Innuendo

Does Ed Rendell have a girlfriend? Is the mayor hanging with a young blonde? Frankly, I could care less.

The headline all but crackled atop the philly.com blog post last Wednesday: “Mayor Nutter, young blonde, out late at bar.”

The story it promised was almost juicy enough to consider hitting the pause button on the latest “Down the Shore with Erin and Tonya” video.

But the brief item beneath the headline disclosed little—save that Mayor Nutter and a “young blonde” had been spotted at the Happy Rooster at 16th and Sansom at one in the morning. [SIGNUP]

Desperate for more details, we took to the streets to dig a little deeper. According to two sources interviewed separately, the young blonde sitting with Mayor Nutter at the Rooster ordered a pizza on the night in question. The waiter, we’re told, then casually asked the young blonde if she’d like the pizza cut into six pieces or twelve. Sources say the young blonde didn’t hesitate.

“Six pieces, pleeese,” she purred. “I could never eat twelve.”

Bada-BOOM!

We kid our mysterious “young blonde”—and why not? Her identity is unknown, and if there’s a just God it’ll stay that way.

Besides, isn’t all this late night gossip just some mid-summer silliness, a little red meat to goose online hits and give online commenters something to hoot over?

(“Whose rooster is happy?” cackled Palmyra21.)

Well. Yes. Kind of. But.

A disquieting trend appears to be developing. The Nutter-young-blonde item landed on the heels of the Ed Rendell-may-have-a-girlfriend story (published in the magazine that operates this blog), and to complete the gossip trifecta, there’s the rumor fueled by a few local blogs that a player on the Phillies is messing around with the wife of a teammate.
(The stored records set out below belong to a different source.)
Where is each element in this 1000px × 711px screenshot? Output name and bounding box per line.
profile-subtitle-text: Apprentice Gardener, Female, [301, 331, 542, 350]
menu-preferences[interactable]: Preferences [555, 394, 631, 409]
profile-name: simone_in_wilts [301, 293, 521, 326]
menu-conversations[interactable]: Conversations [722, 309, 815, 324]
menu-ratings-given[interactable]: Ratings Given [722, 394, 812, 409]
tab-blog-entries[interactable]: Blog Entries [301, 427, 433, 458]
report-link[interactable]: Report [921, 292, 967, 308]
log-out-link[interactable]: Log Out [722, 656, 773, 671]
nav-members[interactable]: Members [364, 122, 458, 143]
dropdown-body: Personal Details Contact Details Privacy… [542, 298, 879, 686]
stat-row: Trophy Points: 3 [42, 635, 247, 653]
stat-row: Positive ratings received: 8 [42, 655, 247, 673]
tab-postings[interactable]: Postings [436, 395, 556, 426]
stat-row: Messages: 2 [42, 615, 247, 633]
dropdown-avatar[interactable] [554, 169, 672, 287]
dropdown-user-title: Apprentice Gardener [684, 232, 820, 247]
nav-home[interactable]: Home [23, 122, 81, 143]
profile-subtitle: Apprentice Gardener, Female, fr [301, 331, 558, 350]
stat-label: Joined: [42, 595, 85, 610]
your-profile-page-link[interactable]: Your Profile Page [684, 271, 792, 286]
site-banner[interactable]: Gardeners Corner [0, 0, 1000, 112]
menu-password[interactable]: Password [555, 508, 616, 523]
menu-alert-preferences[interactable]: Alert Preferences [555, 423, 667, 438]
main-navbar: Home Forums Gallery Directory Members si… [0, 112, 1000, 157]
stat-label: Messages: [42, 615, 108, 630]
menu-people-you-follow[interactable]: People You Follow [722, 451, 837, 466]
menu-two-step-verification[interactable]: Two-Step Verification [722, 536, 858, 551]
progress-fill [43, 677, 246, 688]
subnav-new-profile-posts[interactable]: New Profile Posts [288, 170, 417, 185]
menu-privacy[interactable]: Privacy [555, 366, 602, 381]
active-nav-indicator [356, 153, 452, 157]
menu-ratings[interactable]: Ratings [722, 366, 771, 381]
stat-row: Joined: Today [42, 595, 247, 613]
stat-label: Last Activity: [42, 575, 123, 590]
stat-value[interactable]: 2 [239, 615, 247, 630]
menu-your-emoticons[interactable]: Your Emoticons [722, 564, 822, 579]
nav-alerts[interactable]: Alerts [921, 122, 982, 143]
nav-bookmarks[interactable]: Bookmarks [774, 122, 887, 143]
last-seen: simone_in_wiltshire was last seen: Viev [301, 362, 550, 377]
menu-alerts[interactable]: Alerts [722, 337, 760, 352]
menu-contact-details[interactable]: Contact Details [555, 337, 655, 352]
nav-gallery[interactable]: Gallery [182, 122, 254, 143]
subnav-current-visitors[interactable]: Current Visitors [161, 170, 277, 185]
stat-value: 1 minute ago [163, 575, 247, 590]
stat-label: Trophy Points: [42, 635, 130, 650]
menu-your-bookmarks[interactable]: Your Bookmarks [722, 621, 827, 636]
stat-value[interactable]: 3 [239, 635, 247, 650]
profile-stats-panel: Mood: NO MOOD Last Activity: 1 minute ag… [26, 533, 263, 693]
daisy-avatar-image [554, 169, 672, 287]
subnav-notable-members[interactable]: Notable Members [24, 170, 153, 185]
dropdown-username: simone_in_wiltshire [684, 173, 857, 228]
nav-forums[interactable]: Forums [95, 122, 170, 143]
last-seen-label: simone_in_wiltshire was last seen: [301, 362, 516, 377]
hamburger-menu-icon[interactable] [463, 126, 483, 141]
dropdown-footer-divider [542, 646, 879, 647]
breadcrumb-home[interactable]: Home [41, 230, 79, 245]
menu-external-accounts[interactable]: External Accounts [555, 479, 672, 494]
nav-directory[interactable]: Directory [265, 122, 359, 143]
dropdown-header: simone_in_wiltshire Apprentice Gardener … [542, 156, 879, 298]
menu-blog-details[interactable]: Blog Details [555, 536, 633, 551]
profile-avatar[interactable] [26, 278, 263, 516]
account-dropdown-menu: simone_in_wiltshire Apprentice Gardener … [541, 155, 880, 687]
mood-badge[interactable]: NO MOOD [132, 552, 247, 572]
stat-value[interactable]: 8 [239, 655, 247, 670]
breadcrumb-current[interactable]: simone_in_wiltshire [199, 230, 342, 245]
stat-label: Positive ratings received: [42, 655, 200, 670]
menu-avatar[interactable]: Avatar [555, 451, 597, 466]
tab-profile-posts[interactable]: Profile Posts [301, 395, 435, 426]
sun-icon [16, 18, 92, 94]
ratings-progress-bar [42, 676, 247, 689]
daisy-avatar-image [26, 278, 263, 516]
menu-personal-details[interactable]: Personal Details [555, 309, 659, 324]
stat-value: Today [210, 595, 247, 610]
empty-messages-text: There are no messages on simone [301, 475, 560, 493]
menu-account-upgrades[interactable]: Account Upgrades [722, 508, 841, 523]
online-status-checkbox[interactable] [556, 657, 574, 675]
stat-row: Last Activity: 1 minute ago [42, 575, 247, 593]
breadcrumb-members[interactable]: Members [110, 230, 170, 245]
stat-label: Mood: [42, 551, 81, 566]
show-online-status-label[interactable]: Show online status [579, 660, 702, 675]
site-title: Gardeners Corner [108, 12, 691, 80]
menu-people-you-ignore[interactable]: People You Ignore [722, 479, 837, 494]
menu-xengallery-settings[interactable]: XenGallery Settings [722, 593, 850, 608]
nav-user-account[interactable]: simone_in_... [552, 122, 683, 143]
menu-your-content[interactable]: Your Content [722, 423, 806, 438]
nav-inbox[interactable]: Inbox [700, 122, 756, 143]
All three of these rumors have one very big thing in common:

Who gives a shit?

They also have another thing in common: all three, though loaded with implication, were disseminated with proof of nothing—leaving the subjects of the rumors unwilling or unable to adequately defend themselves, damned to look guilty, or at least silly, whatever their reaction.

Do the authors of these stories think about any of this before pushing the send button? Do the mores of our times play a role? Is everyone so under the gun to increase readership that anything goes? Or are these simply mistakes in judgment [disclosure: this writer’s made doozies] that may well have been caught, or at least questioned, back when there was adequate staffing in place for just such situations.

Whatever the case, slippery and unsubstantiated rumors invariably bring up a host of unsettling questions.

Instead of being a young blonde, suppose Nutter had been with a young female African American? How would the headline have read then? Would there have been a headline at all?

Does the responsibility for stories heavy on implication and light on substance extend to those who pass them along?

(A link to the Nutter/young blonde story was prominently displayed here on Philly Post, where it immediately shot past “Is 40 Too Old for a Bikini” as the popular post of the day.)

Not so long ago, before Gawker and TMZ, before the economy and the Internet cratered the traditional media landscape, back when copy editing and fact checking were valued skills that could make you a living, there were rules about stories and sexual indiscretions.

If a politician campaigned hard on family values and wasn’t practicing what he preached—then, okay, nail the hypocrite.

If a public servant’s illicit tryst was taking up so much of his time or otherwise impeding service to constituents—and you could prove it—well, okay, get the bastard.

In general, though, a reporter approaching an editor with a tale of purported infidelity would invariably be told to hit the bricks and not come back until they had something that readers would actually give two shits about.

Old school thinking, for sure. But a little revival of old time editorial religion regarding the right to privacy and the need to focus on stories that affect us in real ways, especially in these trying times, couldn’t hurt. It might even get those among us who still care about substance and journalism crowing like happy roosters.